What’s Trending In Education, From Wendall K. Harrington

Live Design has been running a series of columns titled What’s Trending, mostly focusing on hardware and software, from lighting consoles to cutting-edge content creation. We decided to shift the focus to another side of our universe: education. What is going on in the theatrical design programs these days, and what advice do the professors have to offer those about to step over the threshold into the vast unknown of “the industry?” There were no guidelines provided; we simply asked a few academics to muse on the question: What’s trending in education?

Who better to comment on this than Wendall K. Harrington, designer extraordinaire and pioneer in projection design since the 1970s? As head of the MFA program in Projection Design at the Yale School of Drama, Harrington shares her thoughts on the opportunities facing students going into projection and media design today.

 

Projection design, light installation at Yale Art Gallery

From Wendall K. Harrington:

Grad school can be a pressure cooker of intense focus on your discipline. Those who take the opportunity to stretch and reach beyond their skill set, whether it is computer science or drumming, always seem to return refreshed and inspired. I jokingly call it intramural sports, and if there is one thing I see as necessary for theatre makers, it is to look outside the box.

The entertainment world is constantly expanding, especially for projection and media designers. At The Yale School of Drama, it seems crucial to offer opportunities beyond the proscenium and spoken word. Dance is welcoming the use of moving images, classical music venues can’t seem to get enough, rock and roll explodes with video, and many of the most exciting sculptures in the art museums are video installations. Modern drama seems to be incorporating many of these ideas as well. YSD is well known for the quality of the Rep and student productions, as well as producing designers with experience in set, light, costume, projection, and sound, but it seems important right now to look beyond the text-based and director-driven model, to return enriched.

This past year alone, we created a series of workshops and productions in shadow puppetry, dance, wordless drama, installation, animation, and musical collaboration. I see how these explorations deepen students’ understanding of text-based work.

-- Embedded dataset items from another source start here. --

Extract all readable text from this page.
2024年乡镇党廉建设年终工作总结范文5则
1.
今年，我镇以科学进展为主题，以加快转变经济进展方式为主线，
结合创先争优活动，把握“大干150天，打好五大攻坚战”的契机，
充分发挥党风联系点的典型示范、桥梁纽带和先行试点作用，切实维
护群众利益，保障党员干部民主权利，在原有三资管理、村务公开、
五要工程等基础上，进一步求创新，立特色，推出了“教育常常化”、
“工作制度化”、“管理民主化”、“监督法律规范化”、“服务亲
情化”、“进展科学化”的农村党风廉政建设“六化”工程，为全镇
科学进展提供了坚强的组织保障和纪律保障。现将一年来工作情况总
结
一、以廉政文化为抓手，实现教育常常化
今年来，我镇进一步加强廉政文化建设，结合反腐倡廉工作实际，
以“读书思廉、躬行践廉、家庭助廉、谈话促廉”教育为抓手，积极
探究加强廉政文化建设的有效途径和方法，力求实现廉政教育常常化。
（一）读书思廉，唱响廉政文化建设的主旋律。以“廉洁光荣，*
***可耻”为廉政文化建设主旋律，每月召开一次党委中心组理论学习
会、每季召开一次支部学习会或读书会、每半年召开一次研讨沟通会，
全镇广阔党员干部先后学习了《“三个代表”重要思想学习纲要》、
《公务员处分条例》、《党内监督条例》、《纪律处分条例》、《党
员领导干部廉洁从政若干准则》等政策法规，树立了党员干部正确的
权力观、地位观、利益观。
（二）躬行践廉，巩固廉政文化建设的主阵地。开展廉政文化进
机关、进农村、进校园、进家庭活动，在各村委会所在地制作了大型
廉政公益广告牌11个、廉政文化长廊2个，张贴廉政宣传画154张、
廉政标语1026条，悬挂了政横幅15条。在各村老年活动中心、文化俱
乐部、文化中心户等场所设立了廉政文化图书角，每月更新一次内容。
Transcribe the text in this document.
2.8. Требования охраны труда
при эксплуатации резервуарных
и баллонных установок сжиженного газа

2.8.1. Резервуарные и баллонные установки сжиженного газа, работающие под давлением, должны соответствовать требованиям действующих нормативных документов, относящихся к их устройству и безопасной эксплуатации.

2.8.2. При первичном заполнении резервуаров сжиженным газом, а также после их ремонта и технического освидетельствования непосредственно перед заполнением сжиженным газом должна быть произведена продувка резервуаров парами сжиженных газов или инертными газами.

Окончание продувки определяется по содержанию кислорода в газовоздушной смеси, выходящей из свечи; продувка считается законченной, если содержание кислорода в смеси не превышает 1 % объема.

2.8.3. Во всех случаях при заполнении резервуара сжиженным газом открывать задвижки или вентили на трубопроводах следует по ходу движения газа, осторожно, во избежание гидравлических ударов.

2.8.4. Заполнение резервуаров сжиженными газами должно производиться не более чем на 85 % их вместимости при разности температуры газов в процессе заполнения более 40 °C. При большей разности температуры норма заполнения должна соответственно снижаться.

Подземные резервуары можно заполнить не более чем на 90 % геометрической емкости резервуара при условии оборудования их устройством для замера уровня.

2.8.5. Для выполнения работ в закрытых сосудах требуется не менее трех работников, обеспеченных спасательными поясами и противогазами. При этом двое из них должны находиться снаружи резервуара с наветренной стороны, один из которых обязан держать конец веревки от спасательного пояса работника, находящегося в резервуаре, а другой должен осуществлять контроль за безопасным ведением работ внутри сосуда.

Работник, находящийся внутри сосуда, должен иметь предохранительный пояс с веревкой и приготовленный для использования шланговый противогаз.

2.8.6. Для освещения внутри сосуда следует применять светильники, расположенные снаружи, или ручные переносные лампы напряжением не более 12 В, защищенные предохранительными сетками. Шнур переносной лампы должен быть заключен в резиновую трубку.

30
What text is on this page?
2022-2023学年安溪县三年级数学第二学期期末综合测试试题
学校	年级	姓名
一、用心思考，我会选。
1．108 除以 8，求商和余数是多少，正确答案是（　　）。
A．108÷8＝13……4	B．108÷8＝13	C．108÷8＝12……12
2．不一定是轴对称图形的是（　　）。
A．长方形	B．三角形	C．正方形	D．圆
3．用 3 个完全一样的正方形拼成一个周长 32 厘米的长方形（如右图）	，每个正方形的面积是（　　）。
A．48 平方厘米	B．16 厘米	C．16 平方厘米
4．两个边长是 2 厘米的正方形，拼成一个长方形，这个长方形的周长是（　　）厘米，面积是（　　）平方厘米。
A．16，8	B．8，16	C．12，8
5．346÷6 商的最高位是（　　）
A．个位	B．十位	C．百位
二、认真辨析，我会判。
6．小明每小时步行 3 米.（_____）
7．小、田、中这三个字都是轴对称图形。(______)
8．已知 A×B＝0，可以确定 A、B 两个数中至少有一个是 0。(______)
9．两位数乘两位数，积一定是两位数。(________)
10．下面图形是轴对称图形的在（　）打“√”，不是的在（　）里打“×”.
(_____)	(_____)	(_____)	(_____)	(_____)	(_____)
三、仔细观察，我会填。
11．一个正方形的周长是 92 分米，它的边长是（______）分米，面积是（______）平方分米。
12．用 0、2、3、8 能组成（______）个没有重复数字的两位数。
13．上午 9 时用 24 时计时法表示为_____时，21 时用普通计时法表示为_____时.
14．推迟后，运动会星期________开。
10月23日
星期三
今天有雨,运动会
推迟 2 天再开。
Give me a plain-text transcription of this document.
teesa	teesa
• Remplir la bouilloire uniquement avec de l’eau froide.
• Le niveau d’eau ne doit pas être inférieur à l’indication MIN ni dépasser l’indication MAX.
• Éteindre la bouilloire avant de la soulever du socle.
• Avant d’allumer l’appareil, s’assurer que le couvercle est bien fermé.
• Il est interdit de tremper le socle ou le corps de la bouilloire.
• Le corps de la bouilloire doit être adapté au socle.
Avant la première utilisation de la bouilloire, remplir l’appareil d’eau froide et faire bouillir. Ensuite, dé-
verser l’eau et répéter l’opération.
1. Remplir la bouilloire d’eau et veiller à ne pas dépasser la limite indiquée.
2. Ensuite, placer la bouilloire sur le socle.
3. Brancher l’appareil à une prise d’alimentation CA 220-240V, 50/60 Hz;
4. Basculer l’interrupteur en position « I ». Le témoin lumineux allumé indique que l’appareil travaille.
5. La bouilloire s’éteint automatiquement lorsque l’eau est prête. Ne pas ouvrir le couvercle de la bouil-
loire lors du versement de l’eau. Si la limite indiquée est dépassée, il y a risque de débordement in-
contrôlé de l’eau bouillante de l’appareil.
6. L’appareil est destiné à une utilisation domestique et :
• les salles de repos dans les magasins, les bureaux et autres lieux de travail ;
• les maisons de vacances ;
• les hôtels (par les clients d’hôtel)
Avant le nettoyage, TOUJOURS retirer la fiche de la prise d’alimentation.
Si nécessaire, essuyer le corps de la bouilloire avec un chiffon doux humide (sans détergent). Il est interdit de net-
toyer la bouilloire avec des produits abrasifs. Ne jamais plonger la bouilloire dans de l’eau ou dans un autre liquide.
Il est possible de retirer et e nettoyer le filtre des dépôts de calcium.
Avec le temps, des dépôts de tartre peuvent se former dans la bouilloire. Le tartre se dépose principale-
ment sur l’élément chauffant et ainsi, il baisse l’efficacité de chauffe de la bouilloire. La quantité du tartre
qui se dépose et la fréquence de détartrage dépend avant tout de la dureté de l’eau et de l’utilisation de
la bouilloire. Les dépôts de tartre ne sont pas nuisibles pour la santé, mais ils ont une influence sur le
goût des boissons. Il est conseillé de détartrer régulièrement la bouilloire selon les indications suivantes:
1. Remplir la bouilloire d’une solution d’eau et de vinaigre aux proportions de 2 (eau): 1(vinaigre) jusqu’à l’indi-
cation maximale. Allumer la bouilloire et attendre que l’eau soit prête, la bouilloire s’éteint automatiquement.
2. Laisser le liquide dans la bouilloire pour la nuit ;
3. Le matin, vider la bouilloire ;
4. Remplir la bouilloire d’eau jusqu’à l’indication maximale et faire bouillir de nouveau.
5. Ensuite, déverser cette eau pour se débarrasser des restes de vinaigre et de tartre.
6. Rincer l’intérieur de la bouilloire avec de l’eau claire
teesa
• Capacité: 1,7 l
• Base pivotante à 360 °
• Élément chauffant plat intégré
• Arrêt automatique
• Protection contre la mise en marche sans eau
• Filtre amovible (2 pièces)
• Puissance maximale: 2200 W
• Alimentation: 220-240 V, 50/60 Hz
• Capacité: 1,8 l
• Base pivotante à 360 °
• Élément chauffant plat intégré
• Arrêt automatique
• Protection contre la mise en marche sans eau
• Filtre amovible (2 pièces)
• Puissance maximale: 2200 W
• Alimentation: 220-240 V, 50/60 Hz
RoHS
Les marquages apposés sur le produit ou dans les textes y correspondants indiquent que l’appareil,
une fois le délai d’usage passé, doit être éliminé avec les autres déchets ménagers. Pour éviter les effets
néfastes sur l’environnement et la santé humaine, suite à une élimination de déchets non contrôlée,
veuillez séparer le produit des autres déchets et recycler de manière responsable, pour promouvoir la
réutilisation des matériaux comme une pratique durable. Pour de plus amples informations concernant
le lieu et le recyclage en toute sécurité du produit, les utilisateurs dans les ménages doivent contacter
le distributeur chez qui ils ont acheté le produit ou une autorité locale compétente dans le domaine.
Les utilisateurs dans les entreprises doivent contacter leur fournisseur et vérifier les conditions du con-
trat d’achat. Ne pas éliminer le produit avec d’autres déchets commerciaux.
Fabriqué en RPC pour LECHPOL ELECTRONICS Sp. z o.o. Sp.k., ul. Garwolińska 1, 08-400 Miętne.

We’ve worked directly with the Yale playwrights and built suggestive projected worlds for them—creating valuable discourse about the power of image as language.

Projection design, light installation at Yale Art Gallery

This year the Center for Collaborative Arts and Media (CCAM) opened, offering a motion-capture system, a fully sprung dance floor, and green screen studio. The drama design students in sound and projection have led the way, experimenting with augmented and virtual reality. Working with the Buglisi Dance Company for several days of mo-cap and projection was an exciting collaborative project, yielding data and footage that will be a treasure for years of further exploration, and continued collaboration.

Visual Storytelling, a guest lecture class that considers all the possibilities of story, is one of the few classes open to the entire university. That means art, music, engineering, management, divinity, and even forestry students are all in the same room, listening to people like designers Tony Walton and John Conklin, animator and dancer Miwa Matryek, Lenore Malen, the installation artist, and Hope Hall, Obama’s videographer and one of the creators of wh.gov.

Every speaker expands the students’ thinking about their individual pursuits. The class is one of the most popular on campus because the hunger for looking outside your discipline and the remarkable effect of synergistic thinking is real. Not only do these students want to do well, they want to do good. They intuit that inclusion is a positive force that creates more satisfying outcomes.

So, if there’s one trend I see in education, at least at Yale, the walls between the schools are coming down; some hierarchies will get broken. I will admit to personally manning the sledgehammer at times. The goal is worth it, to produce designers who are confident, articulate, generous, generative, versatile, and reactive, who can write, direct, and create their own limitless future. Theatre can be anywhere, no media is necessarily better than another at telling stories, and excellence can come in any form, including ones that haven’t been invented yet.